Brides, Bones & Blessings: A Visual Offering from the Field
- Tara Lenehan
- May 5
- 3 min read
Updated: May 6
I recently submitted work to Vogue’s PhotoVogue Global Open Call, Women by Women, who invites female and non-binary photographers worldwide to submit work that authentically explores and reclaims the gaze through the lens of women-identifying creators. This theme immediately struck a chord. My submission "Brides, Bones, and Blessings" is a haunting and tender, strange and ceremonial photo essay following a bride to be processing her own chickens for her upcoming spring wedding.

I was invited to spend a day at a friend’s home in Goleta, California, where I was invited to witness and help with the processing of chickens for her upcoming spring wedding. It might not be a traditional pre-wedding ritual, but it was deeply intentional, and one of the most honest expressions of care I’ve been allowed to document.
The setting itself felt like a story. The property, tucked in a suburban pocket, held an urban feel softened by wild beauty—backed up to a butterfly sanctuary, wrapped in passion fruit vines, and flanked by tall native sunflowers leaning like curious onlookers. It was the kind of place where transformation felt alive in every direction.
As someone with a background in animal welfare, I’ll admit—my gut reaction was hesitation. The idea of butchering an animal made me squeamish. But I wasn’t there to perform the act—I was there to witness it. I’m always looking to tag along with friends and communities to help tell stories about practices that may be misunderstood or overlooked by the broader public. This was exactly that kind of story.

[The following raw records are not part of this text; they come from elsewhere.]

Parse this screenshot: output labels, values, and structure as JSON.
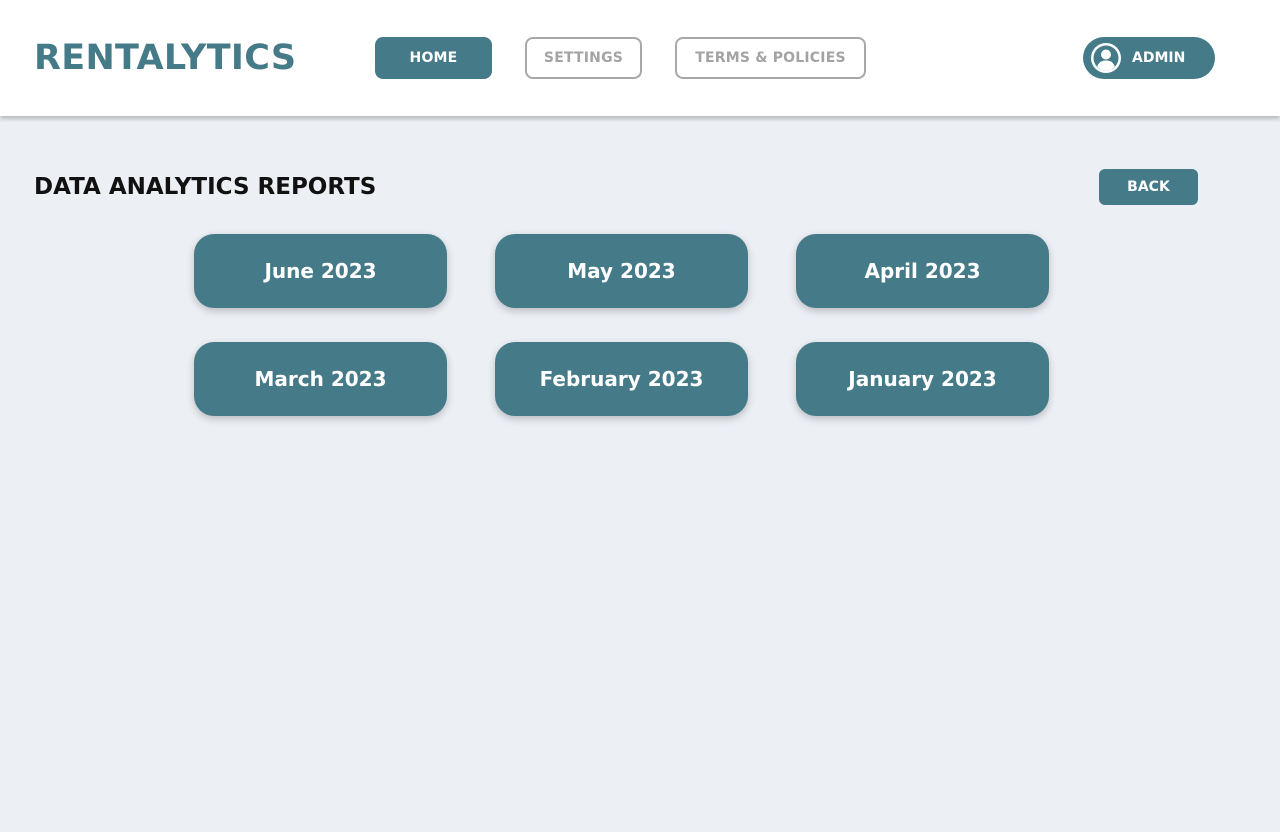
{
  "header": {
    "logo": "RENTALYTICS",
    "nav": {
      "home": "HOME",
      "settings": "SETTINGS",
      "terms": "TERMS & POLICIES"
    },
    "user": {
      "label": "ADMIN",
      "icon": "user-circle-icon"
    }
  },
  "main": {
    "title": "DATA ANALYTICS REPORTS",
    "back_label": "BACK",
    "reports": [
      "June 2023",
      "May 2023",
      "April 2023",
      "March 2023",
      "February 2023",
      "January 2023"
    ]
  },
  "colors": {
    "accent": "#457a88",
    "background": "#ecf0f5",
    "header_bg": "#ffffff",
    "outline_gray": "#a8a8a8"
  }
}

The chickens had been raised with love, fed daily, and doted on. They were a meat breed—genetically designed to grow fast and large—so processing them before their bodies outgrew their legs was a hard but humane choice. The bride, grounded and graceful, used a repurposed Goleta traffic cone to funnel the birds headfirst, allowing for calm restraint and quick access to the neck. I watched the first bird leave this plane quietly, peacefully.
But after the first few, the process became more visceral. Blood began to spatter our shoes, the softened wood of the deck, and the bride’s hands—hands that serendipitously wore a red ruby engagement ring, catching glints of light and color that echoed the ritual unfolding around us. It was a moment both cinematic and real, the kind of accidental symbolism that art directors chase for years. Here, it just... happened.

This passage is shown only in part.